Setting the RADIUS Trustpoint Configuration

About this task

A RADIUS certificate links identity information with a public key enclosed in the certificate. A CA (certificate authority) is a network authority that issues and manages security credentials and public keys for message encryption. The CA signs all digital certificates it issues with its own private key. The corresponding public key is contained within the certificate and is called a CA certificate.

To define a RADIUS Trustpoint configuration, utilize an existing stored trustpoint or launch the certificate manager to create a new one:

Procedure

  1. Select Configuration → Devices → System Profiles from the web UI.

    The Profile screen displays. This screen displays a list of profiles.

  2. Select a profile from those listed.

    The selected profile's configuration menu displays.

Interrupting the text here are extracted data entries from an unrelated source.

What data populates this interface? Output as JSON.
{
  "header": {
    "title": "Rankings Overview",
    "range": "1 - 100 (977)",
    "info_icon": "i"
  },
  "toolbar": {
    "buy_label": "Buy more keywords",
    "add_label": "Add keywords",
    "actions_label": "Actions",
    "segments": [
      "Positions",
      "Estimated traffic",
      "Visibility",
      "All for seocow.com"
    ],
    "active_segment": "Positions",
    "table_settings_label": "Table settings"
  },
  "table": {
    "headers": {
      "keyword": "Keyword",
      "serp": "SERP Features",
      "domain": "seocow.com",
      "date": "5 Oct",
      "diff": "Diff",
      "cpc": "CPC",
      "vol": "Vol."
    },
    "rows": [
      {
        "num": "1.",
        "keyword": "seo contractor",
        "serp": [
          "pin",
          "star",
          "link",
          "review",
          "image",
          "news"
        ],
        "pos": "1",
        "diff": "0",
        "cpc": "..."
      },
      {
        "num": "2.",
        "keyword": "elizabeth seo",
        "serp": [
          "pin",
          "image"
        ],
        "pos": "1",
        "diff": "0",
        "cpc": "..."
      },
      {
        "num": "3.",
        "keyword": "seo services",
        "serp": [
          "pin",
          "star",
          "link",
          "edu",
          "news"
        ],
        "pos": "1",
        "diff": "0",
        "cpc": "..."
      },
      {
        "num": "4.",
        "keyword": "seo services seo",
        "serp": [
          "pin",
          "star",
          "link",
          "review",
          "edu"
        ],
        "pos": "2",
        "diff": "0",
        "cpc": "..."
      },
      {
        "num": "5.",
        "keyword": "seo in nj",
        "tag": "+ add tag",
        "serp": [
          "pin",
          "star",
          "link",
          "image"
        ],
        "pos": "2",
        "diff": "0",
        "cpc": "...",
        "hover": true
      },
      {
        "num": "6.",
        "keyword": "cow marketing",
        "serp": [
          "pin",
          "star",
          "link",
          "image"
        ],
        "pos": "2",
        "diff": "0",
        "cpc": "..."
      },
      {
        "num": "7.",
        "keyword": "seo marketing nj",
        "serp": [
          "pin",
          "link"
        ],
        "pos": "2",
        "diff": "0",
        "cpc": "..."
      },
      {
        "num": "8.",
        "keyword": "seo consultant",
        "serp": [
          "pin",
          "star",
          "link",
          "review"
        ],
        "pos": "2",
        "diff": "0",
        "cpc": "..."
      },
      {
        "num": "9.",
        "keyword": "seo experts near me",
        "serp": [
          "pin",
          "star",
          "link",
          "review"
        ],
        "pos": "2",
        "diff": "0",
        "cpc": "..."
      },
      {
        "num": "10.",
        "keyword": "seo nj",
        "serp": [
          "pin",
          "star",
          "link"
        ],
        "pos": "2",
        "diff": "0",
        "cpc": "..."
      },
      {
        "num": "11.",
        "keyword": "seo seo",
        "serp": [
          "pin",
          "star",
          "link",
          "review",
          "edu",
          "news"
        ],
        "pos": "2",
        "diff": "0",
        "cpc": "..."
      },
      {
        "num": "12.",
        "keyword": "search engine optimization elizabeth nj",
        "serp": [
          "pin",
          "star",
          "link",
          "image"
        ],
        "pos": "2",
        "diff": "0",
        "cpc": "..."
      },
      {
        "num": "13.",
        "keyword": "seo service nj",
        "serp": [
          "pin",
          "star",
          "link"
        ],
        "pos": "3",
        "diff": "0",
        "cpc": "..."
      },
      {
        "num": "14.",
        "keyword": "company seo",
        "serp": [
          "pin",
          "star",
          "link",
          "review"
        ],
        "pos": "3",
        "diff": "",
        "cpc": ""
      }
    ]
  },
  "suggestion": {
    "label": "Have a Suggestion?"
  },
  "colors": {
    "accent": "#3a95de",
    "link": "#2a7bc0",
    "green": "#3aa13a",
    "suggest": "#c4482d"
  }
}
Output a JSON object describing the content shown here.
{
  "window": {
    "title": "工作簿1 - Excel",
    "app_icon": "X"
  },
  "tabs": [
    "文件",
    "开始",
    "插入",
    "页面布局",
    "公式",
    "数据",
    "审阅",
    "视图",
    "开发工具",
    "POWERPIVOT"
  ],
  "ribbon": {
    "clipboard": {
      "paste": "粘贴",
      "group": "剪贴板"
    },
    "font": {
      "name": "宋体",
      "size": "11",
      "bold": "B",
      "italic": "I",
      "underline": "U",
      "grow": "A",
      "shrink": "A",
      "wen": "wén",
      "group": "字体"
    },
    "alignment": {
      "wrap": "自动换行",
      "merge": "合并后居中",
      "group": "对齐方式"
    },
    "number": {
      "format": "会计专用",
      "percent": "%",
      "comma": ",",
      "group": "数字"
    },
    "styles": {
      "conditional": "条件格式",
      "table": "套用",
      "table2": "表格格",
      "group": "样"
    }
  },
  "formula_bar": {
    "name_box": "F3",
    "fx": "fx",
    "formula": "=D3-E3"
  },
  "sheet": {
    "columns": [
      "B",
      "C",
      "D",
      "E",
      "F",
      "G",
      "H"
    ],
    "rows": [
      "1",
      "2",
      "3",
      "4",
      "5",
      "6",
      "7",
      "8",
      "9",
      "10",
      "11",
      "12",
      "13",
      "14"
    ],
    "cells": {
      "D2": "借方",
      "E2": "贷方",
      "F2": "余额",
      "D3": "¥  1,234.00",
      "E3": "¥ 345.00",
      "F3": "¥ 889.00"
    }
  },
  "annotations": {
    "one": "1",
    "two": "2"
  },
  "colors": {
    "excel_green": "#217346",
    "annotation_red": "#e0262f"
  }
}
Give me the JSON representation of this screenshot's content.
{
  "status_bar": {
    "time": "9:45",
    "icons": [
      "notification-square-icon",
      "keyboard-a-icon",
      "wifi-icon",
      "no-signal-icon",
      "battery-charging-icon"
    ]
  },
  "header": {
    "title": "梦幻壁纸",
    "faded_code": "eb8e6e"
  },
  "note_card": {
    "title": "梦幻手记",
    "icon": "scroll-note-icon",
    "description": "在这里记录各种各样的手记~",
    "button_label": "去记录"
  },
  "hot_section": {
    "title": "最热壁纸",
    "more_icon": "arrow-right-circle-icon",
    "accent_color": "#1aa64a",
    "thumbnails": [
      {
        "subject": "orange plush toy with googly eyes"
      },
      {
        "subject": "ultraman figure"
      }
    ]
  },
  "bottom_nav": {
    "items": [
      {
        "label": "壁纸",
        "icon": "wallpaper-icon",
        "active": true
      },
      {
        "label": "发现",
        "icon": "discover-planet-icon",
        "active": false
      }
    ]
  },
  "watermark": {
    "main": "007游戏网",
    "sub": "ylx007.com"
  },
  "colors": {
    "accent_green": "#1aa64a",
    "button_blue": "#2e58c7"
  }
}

  3. Expand the Security menu and select Trustpoints.
    Click to expand in new window
    Security - RADIUS Truspoint screen
    GUID-1E81B0D5-6CA3-4C0A-8D28-1B40D1BC6CDA-low.png
  4. Set the following RADIUS Security certificate settings:
    RADIUS Certificate Authority Either use the default-trustpoint or select the Stored radio button to enable a drop-down menu where an existing certificate can be leveraged. To leverage an existing certificate, select the Launch Manager button.
    RADIUS Server Certificate Either use the default-trustpoint or select the Stored radio button to enable a drop-down menu where an existing certificate/trustpoint can be used. To leverage an existing trustpoint, select the Launch Manager button.
  5. Set the following HTTPS Trustpoints certificate settings:
    HTTPS Trustpoint Either use the default-trustpoint or click Stored to enable a drop-down menu where an existing certificate/trustpoint can be used. To use an existing certificate for this device, click Launch Manager. For more information, see Certificate Management.
  6. Click OK to save the changes made in the RADIUS Trustpoints screen.
    Click Reset to revert to the last saved configuration.